The village of Castelluccio di Norcia during lentil flowering.

Generally, the Italian version of this soup very basic recipe that calls for stock, lentils, some onions, carrots and a bay leaf. Personally, I would throw in some pancetta or some italian sausage, as lentils are a natural match for pork, and need a salty kick.

The Castellucio plains are located in the Umbria region in Italy, which on the "boot" would be about mid calf, is prized for its perfect lentils, also home to both black and white truffles. A delicate flavour and tiny size, these lentils are a beautiful addition to a plate, or a soup.

This region is also prized for its pork butchery, including the 'prosciutto crudo di Norcia' as well as the 'prosciutto de montagna di Norcia', both notable types of the thinly sliced salt pork that is Italy's answer to ham. Umbria is also home to some of the cheeses that we would most easily recognize here in Canada-- Pecorino, Ricotta, Mozzarella and Mascarpone are all from this region. I can just imagine visiting a cheesemonger where fresh Mozarella (or Fior de Latte) is being pulled right before my eyes, just moments before I'm able to sink my teeth into the soft taste of fresh milk.

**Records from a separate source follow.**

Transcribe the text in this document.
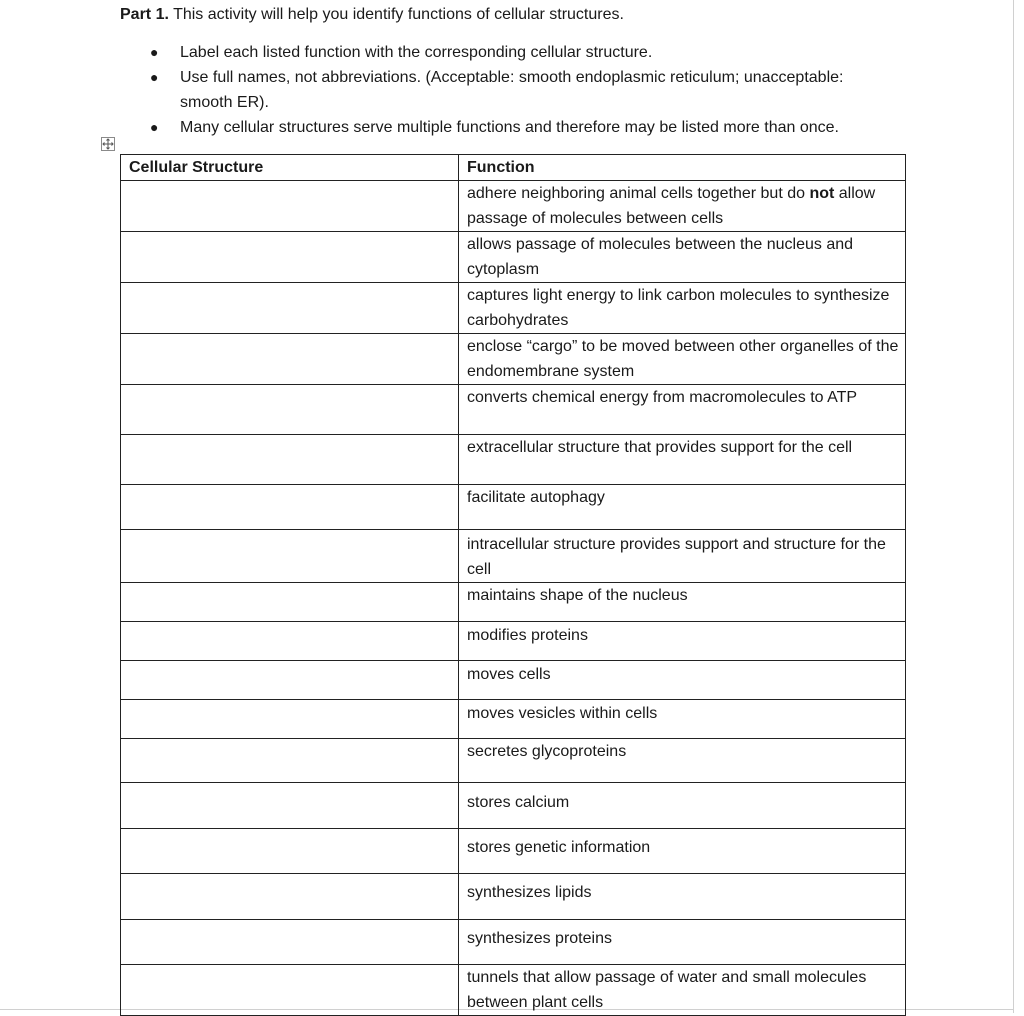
Part 1. This activity will help you identify functions of cellular structures.
● Label each listed function with the corresponding cellular structure.
● Use full names, not abbreviations. (Acceptable: smooth endoplasmic reticulum; unacceptable: smooth ER).
● Many cellular structures serve multiple functions and therefore may be listed more than once.
Cellular Structure	Function
	adhere neighboring animal cells together but do not allow passage of molecules between cells
	allows passage of molecules between the nucleus and cytoplasm
	captures light energy to link carbon molecules to synthesize carbohydrates
	enclose “cargo” to be moved between other organelles of the endomembrane system
	converts chemical energy from macromolecules to ATP
	extracellular structure that provides support for the cell
	facilitate autophagy
	intracellular structure provides support and structure for the cell
	maintains shape of the nucleus
	modifies proteins
	moves cells
	moves vesicles within cells
	secretes glycoproteins
	stores calcium
	stores genetic information
	synthesizes lipids
	synthesizes proteins
	tunnels that allow passage of water and small molecules between plant cells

Each basic ingredients, they highlight the strong point of Umbrian cuisine-- simplicity. Seasonal home cooking reign supreme in the region, and can Umbrian cooks help it if truffles happen to be local ingredients? They grate them on pasta or serve them with chicken liver and anchovies. A small luxury for us, is tasty local fare for them. I think this year, I will make a resolution to eat locally and embrace the local fare, even if it does mean I get on a plane once in a while to find a new taste adventure. It'll be worth every penny.